How Functional Therapy is Helping Athletes with ACL Injury
By: Hannah Ropp September 12, 2017
Parkland soccer stand-out Ava Hannah has been playing soccer since first grade and is well aware of the risks associated with playing the contact sport. However, it wasn’t until last year that the 15-year-old high school junior suffered an injury.
“I had lost possession of the ball and was going towards the goal when two girls from the other team ran at me from opposite directions, throwing me off balance and causing me to fall,” says Ava. At the time of her injury Ava was playing an away game, and didn’t have her athletic trainers onsite. However, when she saw her Coordinated Health athletic trainer Adam Glose the next day he immediately suspected an ACL tear and referred her to Coordinated Health Orthopedic Surgeon Nick Slenker, MD who is also Parkland’s team physician.
“Examining Ava’s knee that first day I felt some laxity or looseness around where her ACL should keep her knee stable. We immediately got an MRI and it confirmed the diagnosis that I was thinking of, which was an ACL tear,” says Dr. Slenker.
Dr. Slenker told Ava that she would need surgery, which would mean missing the rest of her soccer season. Though Ava was upset, she says that she knew that she would just have to work hard to get back to the soccer field.
Prior to surgery, Ava did physical therapy to strengthen her muscles and decrease her swelling and increase her range of motion. The surgery Ava had done is an ACL reconstruction, which is done as an outpatient procedure. During an ACL reconstruction, a graft is used to replace the torn ligament. According to Dr. Slenker, in young athletes like Ava, their own tissue is generally used as the graft.
Ava’s recovery started the day after her surgery with physical therapy. Dr. Slenker had Ava wear a knee brace for several weeks after her surgery while she was building up her strength. He says that the first six to eight weeks of recovery are spent increasing range of motion and strengthening the muscles through non-impact activity. After the first eight weeks of physical therapy Dr. Slenker moves his patients to more activity focused exercises.

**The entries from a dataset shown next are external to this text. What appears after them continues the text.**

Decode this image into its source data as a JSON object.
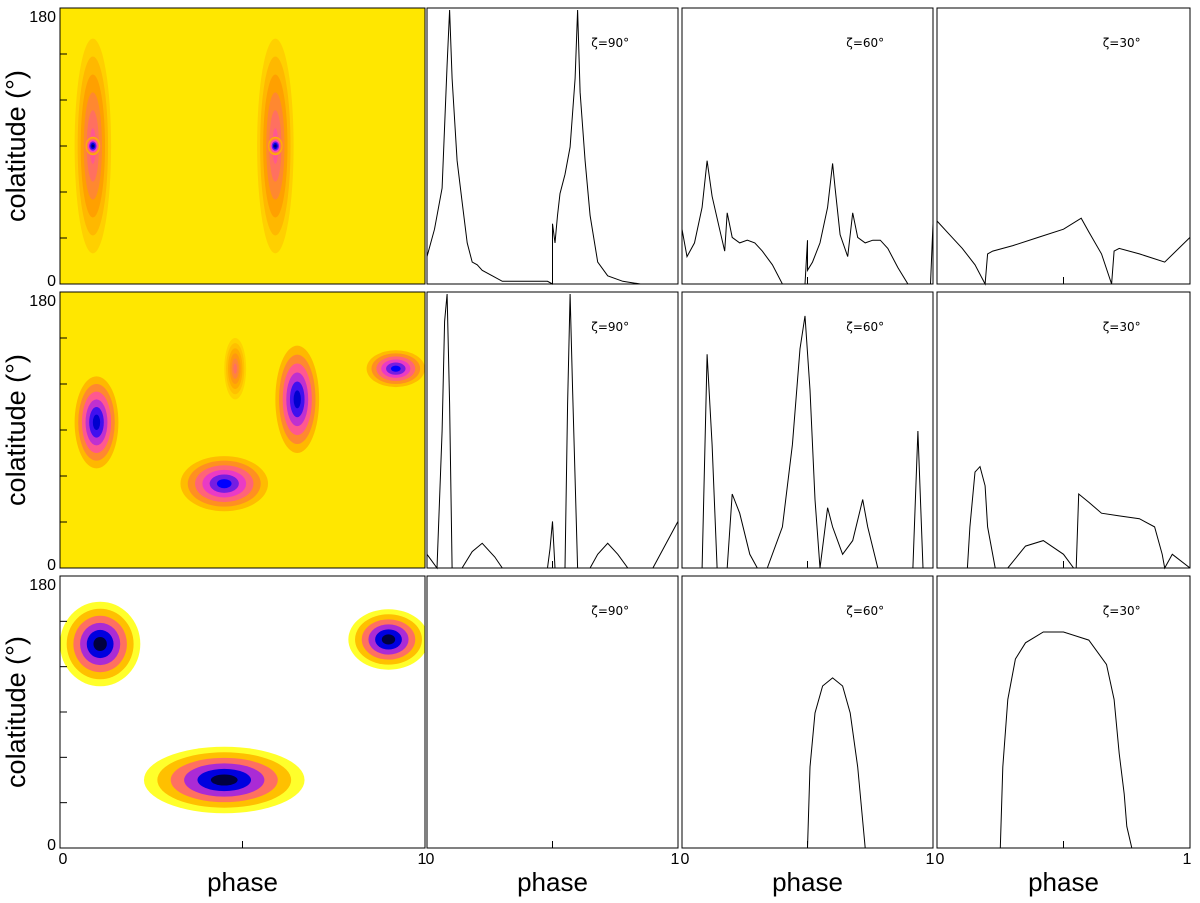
{
  "chart_data": [
    {
      "type": "heatmap",
      "row": 0,
      "ylabel": "colatitude (°)",
      "xlabel": "",
      "yticks": [
        "0",
        "180"
      ],
      "ylim": [
        0,
        180
      ],
      "xlim": [
        0,
        1
      ],
      "colormap": [
        "#ffffff",
        "#ffff00",
        "#ffa000",
        "#ff40c0",
        "#0000ff",
        "#000040"
      ],
      "blobs": [
        {
          "cx": 0.09,
          "cy": 90,
          "rx": 0.05,
          "ry": 70,
          "level": 0.55
        },
        {
          "cx": 0.59,
          "cy": 90,
          "rx": 0.05,
          "ry": 70,
          "level": 0.55
        },
        {
          "cx": 0.09,
          "cy": 90,
          "rx": 0.02,
          "ry": 6,
          "level": 0.95
        },
        {
          "cx": 0.59,
          "cy": 90,
          "rx": 0.02,
          "ry": 6,
          "level": 0.95
        }
      ],
      "background_level": 0.25
    },
    {
      "type": "line",
      "row": 0,
      "annotation": "ζ=90°",
      "xlim": [
        0,
        1
      ],
      "ylim": [
        0,
        1
      ],
      "x": [
        0,
        0.03,
        0.06,
        0.08,
        0.09,
        0.1,
        0.12,
        0.14,
        0.16,
        0.18,
        0.2,
        0.22,
        0.26,
        0.3,
        0.4,
        0.48,
        0.5,
        0.5,
        0.51,
        0.52,
        0.53,
        0.55,
        0.57,
        0.59,
        0.6,
        0.61,
        0.63,
        0.65,
        0.68,
        0.72,
        0.78,
        0.85,
        0.9,
        1.0
      ],
      "y": [
        0.1,
        0.2,
        0.35,
        0.8,
        1.0,
        0.75,
        0.45,
        0.3,
        0.15,
        0.08,
        0.07,
        0.05,
        0.03,
        0.01,
        0.01,
        0.01,
        0.0,
        0.22,
        0.15,
        0.25,
        0.33,
        0.4,
        0.5,
        0.75,
        1.0,
        0.7,
        0.45,
        0.25,
        0.08,
        0.03,
        0.01,
        0.0,
        0.0,
        0.0
      ]
    },
    {
      "type": "line",
      "row": 0,
      "annotation": "ζ=60°",
      "xlim": [
        0,
        1
      ],
      "ylim": [
        0,
        1
      ],
      "x": [
        0,
        0.02,
        0.05,
        0.08,
        0.1,
        0.12,
        0.15,
        0.17,
        0.18,
        0.2,
        0.23,
        0.26,
        0.29,
        0.32,
        0.36,
        0.4,
        0.45,
        0.49,
        0.5,
        0.5,
        0.52,
        0.55,
        0.58,
        0.6,
        0.61,
        0.63,
        0.66,
        0.68,
        0.7,
        0.73,
        0.76,
        0.79,
        0.82,
        0.86,
        0.9,
        0.95,
        0.99,
        1.0
      ],
      "y": [
        0.2,
        0.1,
        0.15,
        0.28,
        0.45,
        0.32,
        0.2,
        0.12,
        0.26,
        0.17,
        0.15,
        0.16,
        0.15,
        0.12,
        0.07,
        0.0,
        0.0,
        0.0,
        0.16,
        0.05,
        0.08,
        0.15,
        0.28,
        0.44,
        0.35,
        0.18,
        0.1,
        0.26,
        0.17,
        0.15,
        0.16,
        0.16,
        0.13,
        0.06,
        0.0,
        0.0,
        0.0,
        0.22
      ]
    },
    {
      "type": "line",
      "row": 0,
      "annotation": "ζ=30°",
      "xlim": [
        0,
        1
      ],
      "ylim": [
        0,
        1
      ],
      "x": [
        0,
        0.05,
        0.1,
        0.15,
        0.19,
        0.2,
        0.22,
        0.3,
        0.4,
        0.5,
        0.57,
        0.6,
        0.65,
        0.69,
        0.7,
        0.72,
        0.8,
        0.9,
        1.0
      ],
      "y": [
        0.23,
        0.18,
        0.13,
        0.07,
        0.0,
        0.11,
        0.12,
        0.14,
        0.17,
        0.2,
        0.24,
        0.19,
        0.11,
        0.0,
        0.12,
        0.13,
        0.11,
        0.08,
        0.17
      ]
    },
    {
      "type": "heatmap",
      "row": 1,
      "ylabel": "colatitude (°)",
      "xlabel": "",
      "yticks": [
        "0",
        "180"
      ],
      "ylim": [
        0,
        180
      ],
      "xlim": [
        0,
        1
      ],
      "colormap": [
        "#ffffff",
        "#ffff00",
        "#ffa000",
        "#ff40c0",
        "#0000ff",
        "#000040"
      ],
      "blobs": [
        {
          "cx": 0.1,
          "cy": 95,
          "rx": 0.06,
          "ry": 30,
          "level": 0.85
        },
        {
          "cx": 0.45,
          "cy": 55,
          "rx": 0.12,
          "ry": 18,
          "level": 0.8
        },
        {
          "cx": 0.65,
          "cy": 110,
          "rx": 0.06,
          "ry": 35,
          "level": 0.85
        },
        {
          "cx": 0.92,
          "cy": 130,
          "rx": 0.08,
          "ry": 12,
          "level": 0.8
        },
        {
          "cx": 0.48,
          "cy": 130,
          "rx": 0.03,
          "ry": 20,
          "level": 0.5
        }
      ],
      "background_level": 0.25
    },
    {
      "type": "line",
      "row": 1,
      "annotation": "ζ=90°",
      "xlim": [
        0,
        1
      ],
      "ylim": [
        0,
        1
      ],
      "x": [
        0,
        0.04,
        0.06,
        0.07,
        0.08,
        0.09,
        0.1,
        0.12,
        0.14,
        0.18,
        0.22,
        0.27,
        0.3,
        0.4,
        0.48,
        0.49,
        0.5,
        0.51,
        0.52,
        0.54,
        0.55,
        0.56,
        0.57,
        0.58,
        0.6,
        0.62,
        0.65,
        0.68,
        0.72,
        0.76,
        0.8,
        0.85,
        0.9,
        1.0
      ],
      "y": [
        0.05,
        0.0,
        0.5,
        0.9,
        1.0,
        0.6,
        0.0,
        0.0,
        0.0,
        0.06,
        0.09,
        0.04,
        0.0,
        0.0,
        0.0,
        0.07,
        0.17,
        0.0,
        0.0,
        0.0,
        0.0,
        0.6,
        1.0,
        0.65,
        0.0,
        0.0,
        0.0,
        0.05,
        0.09,
        0.05,
        0.0,
        0.0,
        0.0,
        0.17
      ]
    },
    {
      "type": "line",
      "row": 1,
      "annotation": "ζ=60°",
      "xlim": [
        0,
        1
      ],
      "ylim": [
        0,
        1
      ],
      "x": [
        0,
        0.08,
        0.1,
        0.12,
        0.14,
        0.18,
        0.2,
        0.23,
        0.27,
        0.3,
        0.34,
        0.4,
        0.44,
        0.47,
        0.49,
        0.51,
        0.53,
        0.55,
        0.58,
        0.6,
        0.64,
        0.68,
        0.72,
        0.74,
        0.78,
        0.82,
        0.86,
        0.92,
        0.94,
        0.96,
        1.0
      ],
      "y": [
        0.0,
        0.0,
        0.78,
        0.45,
        0.0,
        0.0,
        0.27,
        0.2,
        0.05,
        0.0,
        0.0,
        0.15,
        0.45,
        0.8,
        0.92,
        0.65,
        0.25,
        0.0,
        0.22,
        0.15,
        0.05,
        0.1,
        0.25,
        0.15,
        0.0,
        0.0,
        0.0,
        0.0,
        0.5,
        0.0,
        0.0
      ]
    },
    {
      "type": "line",
      "row": 1,
      "annotation": "ζ=30°",
      "xlim": [
        0,
        1
      ],
      "ylim": [
        0,
        1
      ],
      "x": [
        0,
        0.12,
        0.13,
        0.15,
        0.17,
        0.19,
        0.2,
        0.23,
        0.28,
        0.35,
        0.42,
        0.5,
        0.54,
        0.55,
        0.56,
        0.6,
        0.65,
        0.72,
        0.8,
        0.86,
        0.89,
        0.9,
        0.93,
        1.0
      ],
      "y": [
        0.0,
        0.0,
        0.15,
        0.35,
        0.37,
        0.3,
        0.15,
        0.0,
        0.0,
        0.08,
        0.1,
        0.05,
        0.0,
        0.0,
        0.27,
        0.24,
        0.2,
        0.19,
        0.18,
        0.15,
        0.05,
        0.0,
        0.05,
        0.0
      ]
    },
    {
      "type": "heatmap",
      "row": 2,
      "ylabel": "colatitude (°)",
      "xlabel": "phase",
      "xticks": [
        "0",
        "1"
      ],
      "yticks": [
        "0",
        "180"
      ],
      "ylim": [
        0,
        180
      ],
      "xlim": [
        0,
        1
      ],
      "colormap": [
        "#ffffff",
        "#ffff00",
        "#ffa000",
        "#ff40c0",
        "#0000ff",
        "#000040"
      ],
      "blobs": [
        {
          "cx": 0.11,
          "cy": 135,
          "rx": 0.11,
          "ry": 28,
          "level": 1.0
        },
        {
          "cx": 0.45,
          "cy": 45,
          "rx": 0.22,
          "ry": 22,
          "level": 1.0
        },
        {
          "cx": 0.9,
          "cy": 138,
          "rx": 0.11,
          "ry": 20,
          "level": 1.0
        }
      ],
      "background_level": 0.0
    },
    {
      "type": "line",
      "row": 2,
      "annotation": "ζ=90°",
      "xlabel": "phase",
      "xticks": [
        "0",
        "1"
      ],
      "xlim": [
        0,
        1
      ],
      "ylim": [
        0,
        1
      ],
      "x": [
        0,
        1
      ],
      "y": [
        0,
        0
      ]
    },
    {
      "type": "line",
      "row": 2,
      "annotation": "ζ=60°",
      "xlabel": "phase",
      "xticks": [
        "0",
        "1"
      ],
      "xlim": [
        0,
        1
      ],
      "ylim": [
        0,
        1
      ],
      "x": [
        0,
        0.5,
        0.51,
        0.53,
        0.56,
        0.6,
        0.64,
        0.67,
        0.7,
        0.72,
        0.73,
        1.0
      ],
      "y": [
        0,
        0,
        0.3,
        0.5,
        0.6,
        0.63,
        0.6,
        0.5,
        0.3,
        0.1,
        0.0,
        0.0
      ]
    },
    {
      "type": "line",
      "row": 2,
      "annotation": "ζ=30°",
      "xlabel": "phase",
      "xticks": [
        "0",
        "1"
      ],
      "xlim": [
        0,
        1
      ],
      "ylim": [
        0,
        1
      ],
      "x": [
        0,
        0.25,
        0.26,
        0.28,
        0.31,
        0.35,
        0.42,
        0.5,
        0.6,
        0.67,
        0.7,
        0.72,
        0.74,
        0.75,
        0.77,
        1.0
      ],
      "y": [
        0,
        0,
        0.3,
        0.55,
        0.7,
        0.76,
        0.8,
        0.8,
        0.77,
        0.68,
        0.55,
        0.35,
        0.2,
        0.08,
        0.0,
        0.0
      ]
    }
  ]
}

Though Athletic Trainer Adam Glose was involved in Ava’s recovery from the start, he became more involved when she was ten weeks post op. Glose says that he did a few things differently when it came to Ava’s recovery. “I’ve done a number of ACL rehabs in my professional career and this time around we really focused on core exercises and working on core activation and rotary stability,” he says.
Glose says that the core includes the stomach, low back and hips. His belief is that focusing on the core after an ACL injury prevents one side of the body from becoming weaker than the other. Some of the exercises that Glose had Ava do are posterior pelvic tilts and glutte bridges. He says this new method made a huge difference. In just five months her quads were both measuring the same.
These days Ava is back on the soccer field and looking forward to a great season. Glose says he expects to see big things from the her, both on and off the field. “Ava’s super competitive. I see it every day in the small drills that we are doing in rehab. She has been really dedicated to her recovery and I’m really proud of her,” he says.